ECLI:NL:RBDHA:2023:7212

Rechtbank Den Haag

Datum uitspraak
11 april 2023
Publicatiedatum
19 mei 2023
Zaaknummer
NL23.6874
Instantie
Rechtbank Den Haag
Type
Uitspraak
Procedures
  • Voorlopige voorziening
Vindplaatsen
  • Rechtspraak.nl
AI samenvatting door LexboostAutomatisch gegenereerd

Afwijzing verzoek voorlopige voorziening asielaanvraag op grond van Dublinverordening

In deze zaak heeft de voorzieningenrechter van de Rechtbank Den Haag op 11 april 2023 uitspraak gedaan in het kader van een verzoek om een voorlopige voorziening. Verzoeker, die een verblijfsvergunning asiel voor bepaalde tijd had aangevraagd, kreeg te horen dat zijn aanvraag niet in behandeling werd genomen omdat Italië verantwoordelijk was voor de behandeling van zijn asielverzoek. Dit besluit was genomen door de Staatssecretaris van Justitie en Veiligheid op 6 maart 2023. Verzoeker heeft hiertegen beroep ingesteld en verzocht om een voorlopige voorziening.

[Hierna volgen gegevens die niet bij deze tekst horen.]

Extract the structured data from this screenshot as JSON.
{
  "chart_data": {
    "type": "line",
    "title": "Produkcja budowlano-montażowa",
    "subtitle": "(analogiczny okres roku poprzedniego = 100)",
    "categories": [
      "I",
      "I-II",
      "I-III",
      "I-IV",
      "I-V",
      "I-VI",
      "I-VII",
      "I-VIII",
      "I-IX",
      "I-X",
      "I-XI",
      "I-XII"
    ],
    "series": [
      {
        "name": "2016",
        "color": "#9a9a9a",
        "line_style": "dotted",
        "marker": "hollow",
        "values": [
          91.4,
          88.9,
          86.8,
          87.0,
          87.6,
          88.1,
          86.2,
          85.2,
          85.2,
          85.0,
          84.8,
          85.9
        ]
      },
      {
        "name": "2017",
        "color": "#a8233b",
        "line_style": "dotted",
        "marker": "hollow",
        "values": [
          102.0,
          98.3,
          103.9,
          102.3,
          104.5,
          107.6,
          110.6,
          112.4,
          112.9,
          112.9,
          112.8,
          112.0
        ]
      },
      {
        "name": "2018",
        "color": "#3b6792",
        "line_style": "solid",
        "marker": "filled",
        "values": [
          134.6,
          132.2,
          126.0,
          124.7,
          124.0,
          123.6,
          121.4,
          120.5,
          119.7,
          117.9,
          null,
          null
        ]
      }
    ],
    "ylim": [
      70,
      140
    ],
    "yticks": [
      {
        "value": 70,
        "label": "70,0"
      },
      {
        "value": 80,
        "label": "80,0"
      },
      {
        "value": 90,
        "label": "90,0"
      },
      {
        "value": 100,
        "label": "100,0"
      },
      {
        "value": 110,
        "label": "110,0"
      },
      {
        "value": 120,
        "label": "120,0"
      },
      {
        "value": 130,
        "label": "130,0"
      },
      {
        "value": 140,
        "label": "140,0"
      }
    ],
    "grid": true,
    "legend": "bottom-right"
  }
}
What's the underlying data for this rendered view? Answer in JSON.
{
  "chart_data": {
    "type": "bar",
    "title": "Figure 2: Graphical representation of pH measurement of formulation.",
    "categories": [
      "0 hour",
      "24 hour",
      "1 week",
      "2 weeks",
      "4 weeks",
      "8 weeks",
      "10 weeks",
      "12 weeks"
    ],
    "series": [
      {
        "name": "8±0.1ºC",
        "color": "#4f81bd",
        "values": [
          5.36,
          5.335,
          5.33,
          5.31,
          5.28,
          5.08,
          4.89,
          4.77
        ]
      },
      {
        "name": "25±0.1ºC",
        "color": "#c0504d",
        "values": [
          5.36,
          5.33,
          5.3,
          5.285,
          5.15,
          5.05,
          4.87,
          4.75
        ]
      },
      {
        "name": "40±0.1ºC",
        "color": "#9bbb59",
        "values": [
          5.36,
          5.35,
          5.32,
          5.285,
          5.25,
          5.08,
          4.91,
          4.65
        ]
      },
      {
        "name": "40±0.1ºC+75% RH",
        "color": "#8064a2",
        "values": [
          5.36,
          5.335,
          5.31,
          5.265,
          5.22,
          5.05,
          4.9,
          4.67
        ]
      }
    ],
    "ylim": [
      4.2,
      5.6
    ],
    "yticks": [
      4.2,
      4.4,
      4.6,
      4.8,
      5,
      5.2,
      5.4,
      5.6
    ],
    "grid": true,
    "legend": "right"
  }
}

De zitting vond plaats op 28 maart 2023, waarbij verzoeker aanwezig was met zijn gemachtigde, mr. L.S.T.H. Ruijters, en een tolk, H. Chabbou. De Staatssecretaris werd vertegenwoordigd door zijn gemachtigde, mr. K. Jansen. Tijdens de zitting werd ook een andere zaak, NL23.6873, behandeld. De voorzieningenrechter heeft in die zaak op dezelfde datum uitspraak gedaan, waardoor het verzoek om een voorlopige voorziening in deze zaak niet meer nodig was.

De voorzieningenrechter heeft het verzoek om voorlopige voorziening afgewezen en aangegeven dat er geen aanleiding is voor een proceskostenveroordeling. De uitspraak is openbaar gemaakt op 11 april 2023 en er staat geen hoger beroep of verzet open tegen deze beslissing.

Uitspraak

RECHTBANK DEN HAAG

Zittingsplaats Utrecht Bestuursrecht zaaknummer: NL23.6874
uitspraak van de voorzieningenrechter in de zaak tussen

[verzoeker] , verzoeker V-nummer: [V-nummer]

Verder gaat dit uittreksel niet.